Von Matthias Bosenick (26.10.2020)
So neonbunt, wie Erasure ihr neues Studioalbum selbst anpreisen, ist es gottlob gar nicht ausgefallen: Ein fröhlicher Kontrapunkt zu düsteren Zeiten soll es sein, und die Helden des Sythiepops der Achtziger wären dies nicht, wenn sie auch damals schon nur fröhliche Musik gemacht hätten. Dem guten Synthiepop liegt immer ein gerüttelt Maß an Melancholie inne, und so verhält es sich mit „The Neon“ auch, und das steht dem englischen Duo einfach mal so richtig gut. Kein Retroalbum, kein cheesiges Fremdschämen, nicht mal House oder aktuelle Chartselemente, einfach Erasure ohne Schnickschnack, mit entspannten Sounds und einnehmenden Melodien; allerdings wären ein paar mehr mutige Experimente schick gewesen.

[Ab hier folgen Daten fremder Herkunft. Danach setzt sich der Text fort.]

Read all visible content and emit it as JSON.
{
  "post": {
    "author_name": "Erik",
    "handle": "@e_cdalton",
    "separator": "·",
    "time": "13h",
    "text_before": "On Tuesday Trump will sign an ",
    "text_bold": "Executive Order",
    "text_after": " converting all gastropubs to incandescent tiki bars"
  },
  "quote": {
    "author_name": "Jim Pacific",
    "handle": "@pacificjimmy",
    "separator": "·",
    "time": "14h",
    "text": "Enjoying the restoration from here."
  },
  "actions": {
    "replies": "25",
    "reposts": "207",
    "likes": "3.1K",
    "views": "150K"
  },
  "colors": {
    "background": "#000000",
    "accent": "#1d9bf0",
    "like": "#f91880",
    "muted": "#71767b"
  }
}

Man muss indes auch festhalten, dass es mit der Wiedererkennbarkeit der zehn Songs nicht sonderlich weit her ist. Dafür sind Vince Clarke und Andy Bell über die Jahrzehnte offenbar zu verhaftet in einer begrenzten Auswahl an Arrangements und Melodien. Die sind zwar schön, aber alternierend willkürlich und bereits von ihnen halbwegs bekannt. Aber das kann man auf „The Neon“ auch wohlwollend ignorieren, weil die Songs trotzdem gut sind, weil sie einen angenehmen Fluss ergeben, weil sie gut zusammenpassen, weil sie unaufdringlich sind und trotzdem spannend genug, um das Ohr aufmerksam an sich zu binden. Nach einigen Durchläufen behält man dann doch ausreichend Songs im Kopf, nicht zuletzt „Hey Now (Think I Got A Feeling)“, und das ist nur der Auftakt; das allerhöchstens latent kitschige „Fallen Angel“ setzt sich ebenfalls gut fest.
Eine Stärke des Duos sind nicht nur die rhythmischen Discofox-Popsongs, sondern auch die Balladen, von denen gleich mehrere auf dem Album enthalten sind. Hier spielt Vince Clarke seinen analogen Synthiepark so richtig aus und legt sich Andy Bell stimmlich fast noch einnehmender ins Zeug als bei den hymnischen Uptemponummern. Clarkes Musik knarzt und pluckert, wie auch schon bei Depeche Mode und Yazoo und wie zu Frühzeiten von Erasure. Allein, die Songs haben heute einen ganz anderen Aufbau, der Sound ist minimalistischer als in den Achtzigern; da ist in „The Neon“ mehr von VCMG enthalten, dem Minimaltechnoprojekt mit Martin Gore, als von „The Circus“, einem der Hit-Alben des Duos, mit Songs, die sich im Sound weit mehr unterscheiden als die auf dem neuen Werk.
Damals war weniger gepluckerte Fläche, damals war mehr Raum für Versuchsanordnungen mit den Gerätschaften, mehr Einfallsreichtum, mehr Überraschung, mehr Experiment. Noch am ehesten erinnert „The Neon“ an das selbstbetitelte Album von 1995, also nach Neunzigern, nicht nach Achtzigern, trotz des authentischen Instrumentariums, nur, dass auf „The Neon“ eben die Experimente fehlen, die auch „Erasure“ so außerordentlich besonders machten; eines der besten, wenn nicht das beste Album des Duos überhaupt. „The Neon“ ist mithin mitnichten ein analoger Rückblick analog zu den eigenen Anfängen, dafür sind die Songs einfach nicht so divers komponiert und arrangiert, bei weitem nicht so spannend wie damals.
Trotzdem, „The Neon“ lässt sich gut hören, es ist sogar dichter am Vorgänger „World Be Gone“ als erwartet, das ja auch schon mit seiner melancholischen Grundstimmung punktete. Knallersongs wie damals machen Erasure einfach nicht mehr, der letzte catchy Chartshit dürfte „Always“ aus dem Jahr 1994 gewesen sein, also dem Jahr vor dem besten Album. 18 Studioalben, und Erasure machen wieder Spaß, da gab es auch andere Zeiten.